Turner's family, in particular her grandmother, Lenore Turner, who originally tracked her granddaughter down via her Facebook profile, feel that ICE are at fault for failing to recognize that the African-American teen was not actually an illegal Colombian immigrant. Now, ABC has revealed details about the girl's deportation.
[O]fficials said Turner gave the name Tika Lanay Cortez, a name Immigration and Customs Enforcement contends she simply made up, and told them she was a 21-year-old from Colombia with no identification... A number of database searches, which included checking her fingerprints, turned up nothing that contradicted her story, and according to ICE, they had no way of knowing that her story wasn't true. A missing persons report was filed with the National Center for Missing and Exploited Children, but an ICE spokesperson said that didn't show up in the course of the investigation.

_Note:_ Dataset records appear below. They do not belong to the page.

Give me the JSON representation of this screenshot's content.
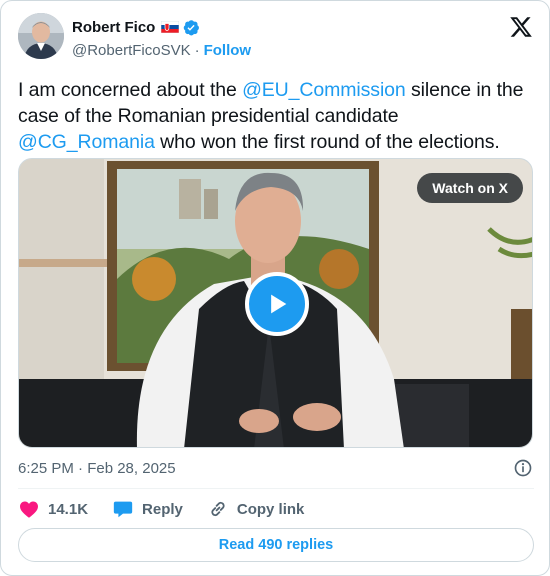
{
  "author": {
    "name": "Robert Fico",
    "handle": "@RobertFicoSVK",
    "follow_label": "Follow",
    "separator": "·"
  },
  "tweet": {
    "text_parts": [
      "I am concerned about the ",
      "@EU_Commission",
      " silence in the case of the Romanian presidential candidate ",
      "@CG_Romania",
      " who won the first round of the elections."
    ]
  },
  "media": {
    "watch_label": "Watch on X"
  },
  "meta": {
    "timestamp": "6:25 PM · Feb 28, 2025"
  },
  "actions": {
    "likes": "14.1K",
    "reply_label": "Reply",
    "copy_link_label": "Copy link"
  },
  "read_replies_label": "Read 490 replies",
  "icons": {
    "flag": "slovakia-flag-icon",
    "verified": "verified-badge-icon",
    "brand": "x-logo-icon",
    "play": "play-icon",
    "info": "info-icon",
    "like": "heart-icon",
    "reply": "speech-bubble-icon",
    "copy": "link-icon"
  },
  "colors": {
    "accent": "#1d9bf0",
    "like": "#f91880",
    "text": "#0f1419",
    "secondary": "#536471"
  }
}
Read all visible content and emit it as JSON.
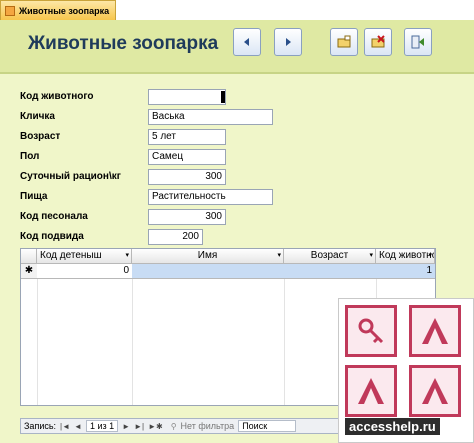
{
  "tab": {
    "label": "Животные зоопарка",
    "icon": "form-icon"
  },
  "header": {
    "title": "Животные зоопарка"
  },
  "toolbar": {
    "prev_icon": "arrow-left-icon",
    "next_icon": "arrow-right-icon",
    "new_icon": "new-record-icon",
    "delete_icon": "delete-record-icon",
    "close_icon": "close-form-icon"
  },
  "form": {
    "animal_code_label": "Код животного",
    "animal_code_value": "",
    "nickname_label": "Кличка",
    "nickname_value": "Васька",
    "age_label": "Возраст",
    "age_value": "5 лет",
    "sex_label": "Пол",
    "sex_value": "Самец",
    "ration_label": "Суточный рацион\\кг",
    "ration_value": "300",
    "food_label": "Пища",
    "food_value": "Растительность",
    "keeper_label": "Код песонала",
    "keeper_value": "300",
    "species_label": "Код подвида",
    "species_value": "200"
  },
  "subgrid": {
    "headers": [
      "Код детеныш",
      "Имя",
      "Возраст",
      "Код животно"
    ],
    "new_row": {
      "marker": "✱",
      "code": "0",
      "name": "",
      "age": "",
      "animal": "1"
    }
  },
  "navbar": {
    "records_label": "Запись:",
    "position": "1 из 1",
    "filter_label": "Нет фильтра",
    "search_label": "Поиск"
  },
  "watermark": {
    "site": "accesshelp.ru"
  },
  "colors": {
    "header_bg": "#dfe9a3",
    "body_bg": "#f0f6c9",
    "title_color": "#1f3b5b",
    "logo_accent": "#c0395a"
  }
}
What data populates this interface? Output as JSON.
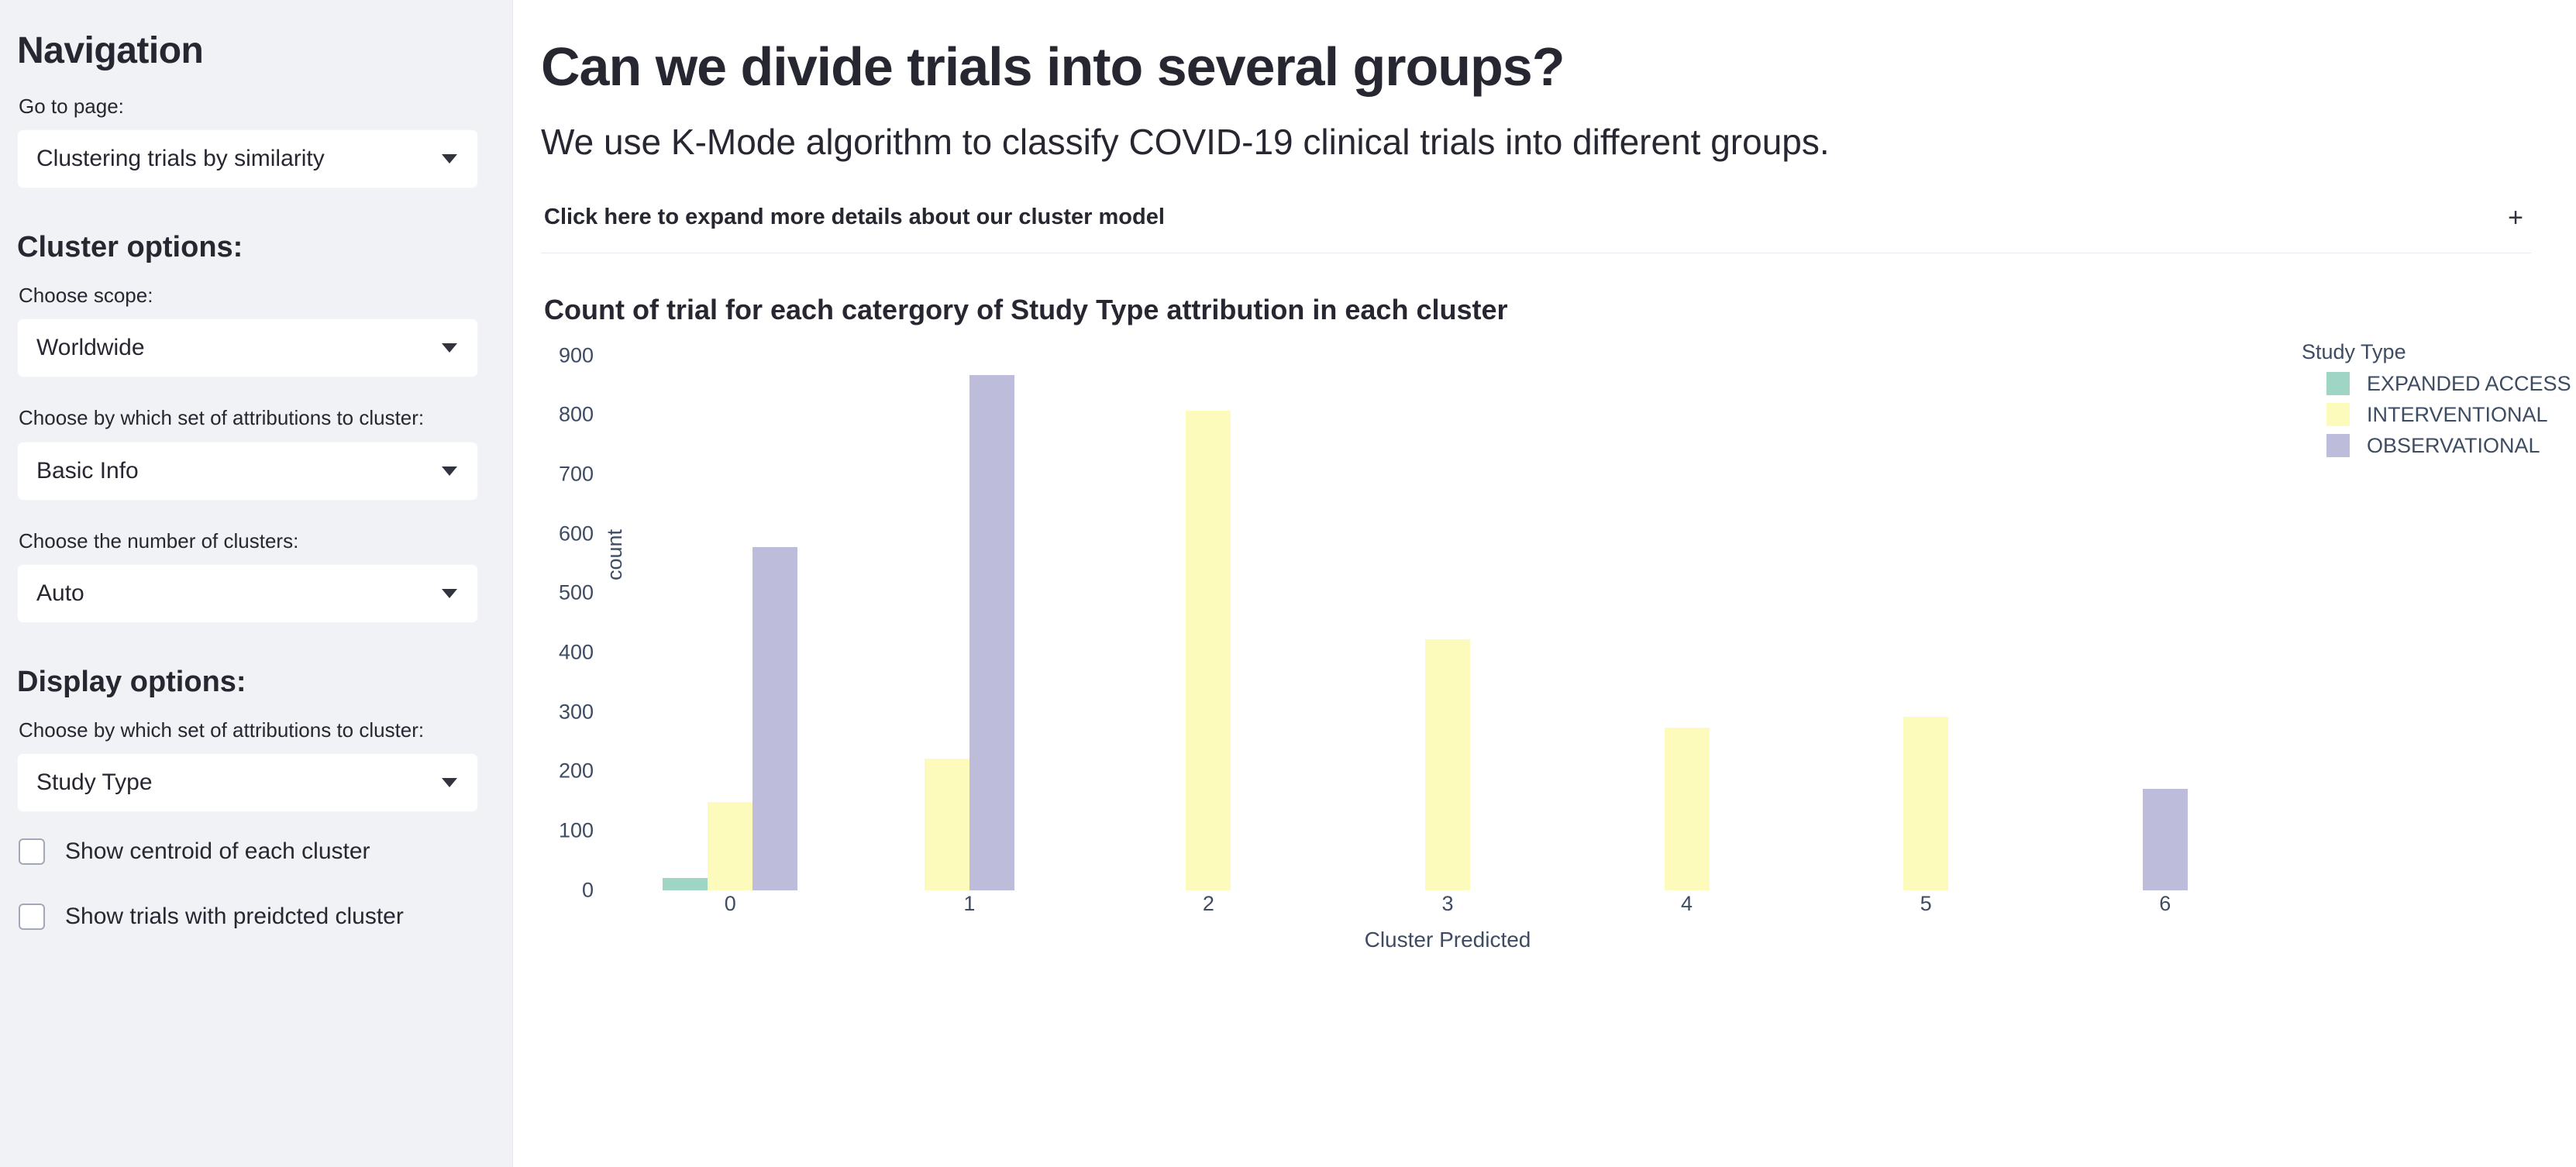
{
  "sidebar": {
    "nav_heading": "Navigation",
    "goto_label": "Go to page:",
    "goto_value": "Clustering trials by similarity",
    "cluster_heading": "Cluster options:",
    "scope_label": "Choose scope:",
    "scope_value": "Worldwide",
    "attrib_label": "Choose by which set of attributions to cluster:",
    "attrib_value": "Basic Info",
    "numclusters_label": "Choose the number of clusters:",
    "numclusters_value": "Auto",
    "display_heading": "Display options:",
    "display_attrib_label": "Choose by which set of attributions to cluster:",
    "display_attrib_value": "Study Type",
    "checkbox_centroid": "Show centroid of each cluster",
    "checkbox_predicted": "Show trials with preidcted cluster"
  },
  "main": {
    "title": "Can we divide trials into several groups?",
    "subtitle": "We use K-Mode algorithm to classify COVID-19 clinical trials into different groups.",
    "expander_label": "Click here to expand more details about our cluster model",
    "expander_icon": "plus-icon"
  },
  "chart_data": {
    "type": "bar",
    "title": "Count of trial for each catergory of Study Type attribution in each cluster",
    "xlabel": "Cluster Predicted",
    "ylabel": "count",
    "categories": [
      "0",
      "1",
      "2",
      "3",
      "4",
      "5",
      "6"
    ],
    "legend_title": "Study Type",
    "legend_position": "right",
    "grid": false,
    "ylim": [
      0,
      900
    ],
    "yticks": [
      900,
      800,
      700,
      600,
      500,
      400,
      300,
      200,
      100,
      0
    ],
    "series": [
      {
        "name": "EXPANDED ACCESS",
        "color": "#9ED5C5",
        "values": [
          20,
          0,
          0,
          0,
          0,
          0,
          0
        ]
      },
      {
        "name": "INTERVENTIONAL",
        "color": "#FCFBBB",
        "values": [
          148,
          222,
          807,
          423,
          274,
          292,
          0
        ]
      },
      {
        "name": "OBSERVATIONAL",
        "color": "#BDBCDB",
        "values": [
          578,
          867,
          0,
          0,
          0,
          0,
          171
        ]
      }
    ]
  }
}
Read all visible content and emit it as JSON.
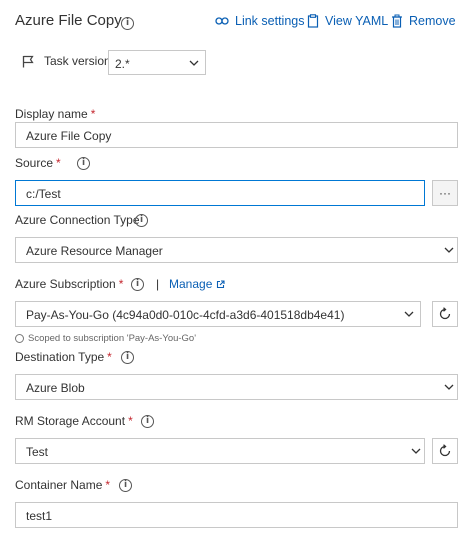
{
  "header": {
    "title": "Azure File Copy",
    "link_settings": "Link settings",
    "view_yaml": "View YAML",
    "remove": "Remove"
  },
  "task_version": {
    "label": "Task version",
    "value": "2.*"
  },
  "display_name": {
    "label": "Display name",
    "required": "*",
    "value": "Azure File Copy"
  },
  "source": {
    "label": "Source",
    "required": "*",
    "value": "c:/Test",
    "browse_label": "···"
  },
  "azure_connection_type": {
    "label": "Azure Connection Type",
    "value": "Azure Resource Manager"
  },
  "azure_subscription": {
    "label": "Azure Subscription",
    "required": "*",
    "separator": "|",
    "manage_label": "Manage",
    "value": "Pay-As-You-Go (4c94a0d0-010c-4cfd-a3d6-401518db4e41)",
    "scope_note": "Scoped to subscription 'Pay-As-You-Go'"
  },
  "destination_type": {
    "label": "Destination Type",
    "required": "*",
    "value": "Azure Blob"
  },
  "rm_storage_account": {
    "label": "RM Storage Account",
    "required": "*",
    "value": "Test"
  },
  "container_name": {
    "label": "Container Name",
    "required": "*",
    "value": "test1"
  },
  "colors": {
    "link": "#0a5fb4",
    "required": "#c4262e",
    "focus_border": "#0078d4",
    "field_border": "#c8c8c8"
  },
  "icons": [
    "info-icon",
    "link-icon",
    "yaml-icon",
    "trash-icon",
    "flag-icon",
    "chevron-down-icon",
    "refresh-icon",
    "external-link-icon",
    "ellipsis-icon"
  ]
}
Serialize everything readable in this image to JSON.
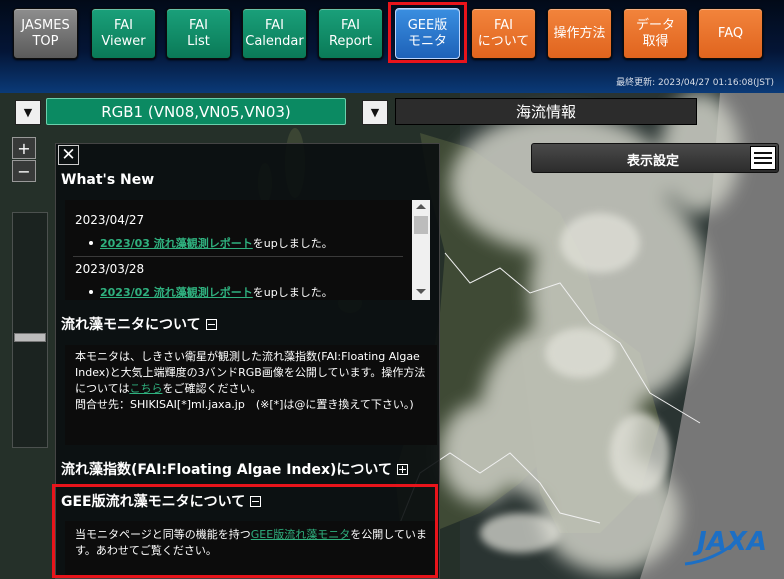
{
  "nav": {
    "buttons": [
      {
        "label": "JASMES\nTOP",
        "style": "gray"
      },
      {
        "label": "FAI\nViewer",
        "style": "green"
      },
      {
        "label": "FAI\nList",
        "style": "green"
      },
      {
        "label": "FAI\nCalendar",
        "style": "green"
      },
      {
        "label": "FAI\nReport",
        "style": "green"
      },
      {
        "label": "GEE版\nモニタ",
        "style": "blue"
      },
      {
        "label": "FAI\nについて",
        "style": "orange"
      },
      {
        "label": "操作方法",
        "style": "orange"
      },
      {
        "label": "データ\n取得",
        "style": "orange"
      },
      {
        "label": "FAQ",
        "style": "orange"
      }
    ],
    "active": "GEE版\nモニタ"
  },
  "last_updated": "最終更新: 2023/04/27 01:16:08(JST)",
  "selectors": {
    "rgb": "RGB1 (VN08,VN05,VN03)",
    "layer": "海流情報"
  },
  "zoom": {
    "in": "+",
    "out": "−"
  },
  "display_settings": "表示設定",
  "panel": {
    "close": "✕",
    "whats_new_title": "What's New",
    "news": [
      {
        "date": "2023/04/27",
        "link": "2023/03 流れ藻観測レポート",
        "suffix": "をupしました。"
      },
      {
        "date": "2023/03/28",
        "link": "2023/02 流れ藻観測レポート",
        "suffix": "をupしました。"
      }
    ],
    "monitor_title": "流れ藻モニタについて",
    "monitor_text_1": "本モニタは、しきさい衛星が観測した流れ藻指数(FAI:Floating Algae Index)と大気上端輝度の3バンドRGB画像を公開しています。操作方法については",
    "monitor_link": "こちら",
    "monitor_text_2": "をご確認ください。",
    "monitor_contact": "問合せ先：SHIKISAI[*]ml.jaxa.jp　(※[*]は@に置き換えて下さい。)",
    "fai_title": "流れ藻指数(FAI:Floating Algae Index)について",
    "gee_title": "GEE版流れ藻モニタについて",
    "gee_text_1": "当モニタページと同等の機能を持つ",
    "gee_link": "GEE版流れ藻モニタ",
    "gee_text_2": "を公開しています。あわせてご覧ください。"
  },
  "logo": "JAXA",
  "colors": {
    "accent_red": "#e8141b",
    "link_green": "#2fb07e",
    "nav_green": "#0a7a57",
    "nav_orange": "#e0641e",
    "nav_blue": "#1e62b8"
  }
}
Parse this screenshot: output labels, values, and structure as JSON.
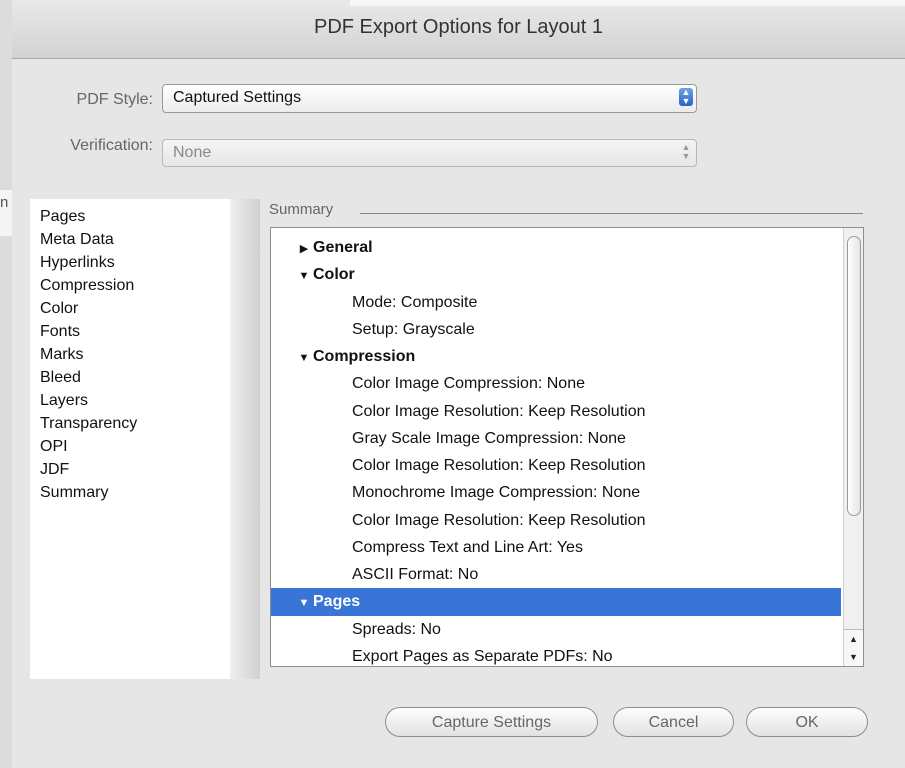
{
  "window": {
    "title": "PDF Export Options for Layout 1"
  },
  "pdf_style": {
    "label": "PDF Style:",
    "value": "Captured Settings"
  },
  "verification": {
    "label": "Verification:",
    "value": "None"
  },
  "categories": [
    "Pages",
    "Meta Data",
    "Hyperlinks",
    "Compression",
    "Color",
    "Fonts",
    "Marks",
    "Bleed",
    "Layers",
    "Transparency",
    "OPI",
    "JDF",
    "Summary"
  ],
  "summary": {
    "label": "Summary",
    "rows": [
      {
        "text": "General",
        "kind": "section",
        "expanded": false
      },
      {
        "text": "Color",
        "kind": "section",
        "expanded": true
      },
      {
        "text": "Mode: Composite",
        "kind": "item"
      },
      {
        "text": "Setup: Grayscale",
        "kind": "item"
      },
      {
        "text": "Compression",
        "kind": "section",
        "expanded": true
      },
      {
        "text": "Color Image Compression: None",
        "kind": "item"
      },
      {
        "text": "Color Image Resolution: Keep Resolution",
        "kind": "item"
      },
      {
        "text": "Gray Scale Image Compression: None",
        "kind": "item"
      },
      {
        "text": "Color Image Resolution: Keep Resolution",
        "kind": "item"
      },
      {
        "text": "Monochrome Image Compression: None",
        "kind": "item"
      },
      {
        "text": "Color Image Resolution: Keep Resolution",
        "kind": "item"
      },
      {
        "text": "Compress Text and Line Art: Yes",
        "kind": "item"
      },
      {
        "text": "ASCII Format: No",
        "kind": "item"
      },
      {
        "text": "Pages",
        "kind": "section",
        "expanded": true,
        "selected": true
      },
      {
        "text": "Spreads: No",
        "kind": "item"
      },
      {
        "text": "Export Pages as Separate PDFs: No",
        "kind": "item"
      }
    ]
  },
  "buttons": {
    "capture": "Capture Settings",
    "cancel": "Cancel",
    "ok": "OK"
  },
  "colors": {
    "selection": "#3875d7",
    "stepper": "#2a63c9"
  },
  "icons": {
    "collapsed": "disclosure-right-icon",
    "expanded": "disclosure-down-icon"
  }
}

They also note that Turner was held in Houston and questioned by authorities, ICE and the Colombian consulate, all the while insisting she was indeed an immigrant:
Once she was convicted, Turner was handed over to ICE, where she still said she was a Colombian citizen, even while being interview by a representative from the Colombian consulate. Eventually, the Colombian authorities agreed she was a Colombian citizen, and authorized her deportation, providing her with full Colombian citizenship upon arrival in the country.
Upon arrival in Colombia, Turner was enrolled in a government program called "Welcome Home," a counseling service that also provided shelter and work, according to the Colombian Institute for Family Welfare. Only in December, when US officials discovered her case, was she taken into custody by the same organization while her story was reviewed.